◆また、まれに小麦や甲殻類など特定の食品について、食べただけでは発症しないけれど、食べた後に運動することで運動誘発アナフィラキシーを起こすケースもあります(食物依存性運動誘発アナフィラキシー(FDEIA))。このほか、石けんや化粧品に含まれる小麦由来の成分などが、皮膚や粘膜から吸収されてアレルギーを起こすこともあります。
◆食物アレルギーの症状は、皮膚のかゆみ、口の中のイガイガ、くしゃみや鼻水、腹痛、下痢、吐き気などです。食物アレルギーが疑われたら、早めに皮膚科やアレルギー専門医を受診することが大切です。医師に、何を食べたか、口にしてからどのくらい経過して、どんな症状が出たか、どんな時に発症したか、運動はしていたかなどを詳しく伝えてください。
◆血液検査、皮膚検査などを行い、どの食品に対して抗体が高くなるのか調べます。必要に応じて、特定医療機関では疑わしい食品を一定期間避けることで症状が改善するかを見る食物除去試験や、逆に原因と考えられる食品を少量食べさせて症状の変化を見る食物経口負荷試験が行われます。

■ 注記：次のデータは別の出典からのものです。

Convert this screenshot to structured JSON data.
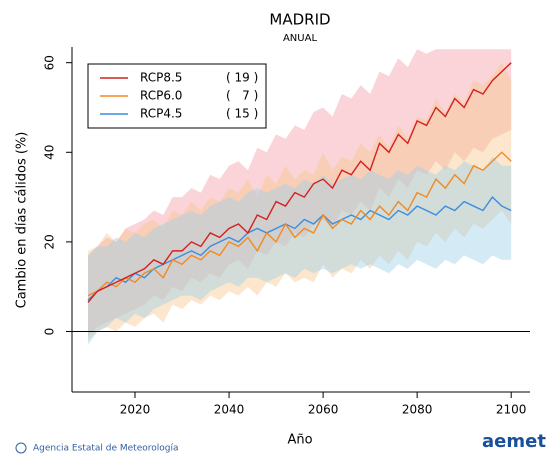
{
  "chart_data": {
    "type": "line",
    "title": "MADRID",
    "subtitle": "ANUAL",
    "x_label": "Año",
    "y_label": "Cambio en días cálidos (%)",
    "xlim": [
      2006.6,
      2104
    ],
    "xticks": [
      2020,
      2040,
      2060,
      2080,
      2100
    ],
    "ylim": [
      -13.5,
      63.5
    ],
    "yticks": [
      0,
      20,
      40,
      60
    ],
    "reference_line": 0,
    "legend": "top-left",
    "x": [
      2010,
      2012,
      2014,
      2016,
      2018,
      2020,
      2022,
      2024,
      2026,
      2028,
      2030,
      2032,
      2034,
      2036,
      2038,
      2040,
      2042,
      2044,
      2046,
      2048,
      2050,
      2052,
      2054,
      2056,
      2058,
      2060,
      2062,
      2064,
      2066,
      2068,
      2070,
      2072,
      2074,
      2076,
      2078,
      2080,
      2082,
      2084,
      2086,
      2088,
      2090,
      2092,
      2094,
      2096,
      2098,
      2100
    ],
    "series": [
      {
        "name": "RCP8.5",
        "count": "( 19 )",
        "color": "#d42020",
        "band_color": "#f4a0a8",
        "values": [
          6.5,
          9,
          10,
          11,
          12,
          13,
          14,
          16,
          15,
          18,
          18,
          20,
          19,
          22,
          21,
          23,
          24,
          22,
          26,
          25,
          29,
          28,
          31,
          30,
          33,
          34,
          32,
          36,
          35,
          38,
          36,
          42,
          40,
          44,
          42,
          47,
          46,
          50,
          48,
          52,
          50,
          54,
          53,
          56,
          58,
          60
        ],
        "upper": [
          17,
          19,
          21,
          20,
          23,
          24,
          25,
          27,
          26,
          30,
          30,
          32,
          31,
          35,
          34,
          37,
          38,
          36,
          41,
          40,
          44,
          43,
          46,
          45,
          49,
          50,
          48,
          53,
          52,
          55,
          53,
          58,
          57,
          61,
          59,
          63,
          62,
          63,
          63,
          63,
          63,
          63,
          63,
          63,
          63,
          63
        ],
        "lower": [
          -1,
          1,
          2,
          3,
          4,
          5,
          6,
          8,
          7,
          10,
          9,
          12,
          11,
          13,
          12,
          15,
          16,
          14,
          18,
          17,
          20,
          19,
          22,
          21,
          24,
          25,
          23,
          27,
          26,
          29,
          27,
          32,
          30,
          34,
          32,
          36,
          35,
          38,
          36,
          40,
          38,
          41,
          40,
          43,
          44,
          45
        ]
      },
      {
        "name": "RCP6.0",
        "count": "(   7 )",
        "color": "#f08a24",
        "band_color": "#f8c890",
        "values": [
          8,
          9,
          11,
          10,
          12,
          11,
          13,
          14,
          12,
          16,
          15,
          17,
          16,
          18,
          17,
          20,
          19,
          21,
          18,
          22,
          20,
          24,
          21,
          23,
          22,
          26,
          23,
          25,
          24,
          27,
          25,
          28,
          26,
          29,
          27,
          31,
          30,
          34,
          32,
          35,
          33,
          37,
          36,
          38,
          40,
          38
        ],
        "upper": [
          18,
          19,
          22,
          20,
          23,
          22,
          24,
          25,
          23,
          27,
          26,
          29,
          27,
          30,
          29,
          32,
          31,
          34,
          30,
          35,
          33,
          37,
          34,
          36,
          35,
          40,
          36,
          39,
          38,
          42,
          40,
          44,
          41,
          46,
          43,
          48,
          47,
          52,
          49,
          53,
          51,
          56,
          55,
          57,
          60,
          56
        ],
        "lower": [
          -2,
          0,
          1,
          0,
          2,
          1,
          3,
          4,
          2,
          6,
          5,
          7,
          6,
          8,
          7,
          9,
          8,
          10,
          8,
          11,
          10,
          13,
          11,
          12,
          11,
          15,
          12,
          14,
          13,
          16,
          14,
          17,
          15,
          18,
          16,
          20,
          19,
          22,
          20,
          23,
          21,
          24,
          23,
          25,
          27,
          24
        ]
      },
      {
        "name": "RCP4.5",
        "count": "( 15 )",
        "color": "#3a8ee0",
        "band_color": "#a0d0e8",
        "values": [
          7,
          9,
          10,
          12,
          11,
          13,
          12,
          14,
          15,
          16,
          17,
          18,
          17,
          19,
          20,
          21,
          20,
          22,
          23,
          22,
          23,
          24,
          23,
          25,
          24,
          26,
          24,
          25,
          26,
          25,
          27,
          26,
          25,
          27,
          26,
          28,
          27,
          26,
          28,
          27,
          29,
          28,
          27,
          30,
          28,
          27
        ],
        "upper": [
          17,
          19,
          19,
          21,
          20,
          22,
          21,
          23,
          24,
          25,
          26,
          27,
          26,
          28,
          29,
          30,
          29,
          31,
          32,
          31,
          32,
          33,
          32,
          34,
          33,
          35,
          33,
          34,
          35,
          34,
          36,
          35,
          34,
          36,
          35,
          37,
          36,
          35,
          37,
          36,
          38,
          37,
          36,
          39,
          37,
          37
        ],
        "lower": [
          -3,
          0,
          1,
          3,
          2,
          4,
          3,
          5,
          6,
          7,
          8,
          8,
          7,
          9,
          10,
          11,
          10,
          12,
          12,
          11,
          12,
          13,
          12,
          14,
          13,
          14,
          13,
          14,
          15,
          14,
          15,
          14,
          13,
          15,
          14,
          16,
          15,
          14,
          16,
          15,
          17,
          16,
          15,
          17,
          16,
          16
        ]
      }
    ],
    "footer": "Agencia Estatal de Meteorología",
    "logo": "aemet"
  }
}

◆大人の食物アレルギーは、いったん発症すると治すことが困難です。アレルギーがあるとわかったら、その食品を避けることが必要です。予防として、同じ食品を毎日食べることはせず、食事のバリエーションを豊富にしておくとよいでしょう。
◆また、免疫が弱まるとアレルギーを起こしやすくなるので、疲労を溜めすぎず睡眠時間を確保する、散歩やストレッチなど無理のない運動を習慣にする、ストレスをできるだけ回避するなど、生活習慣を整えることが大切です。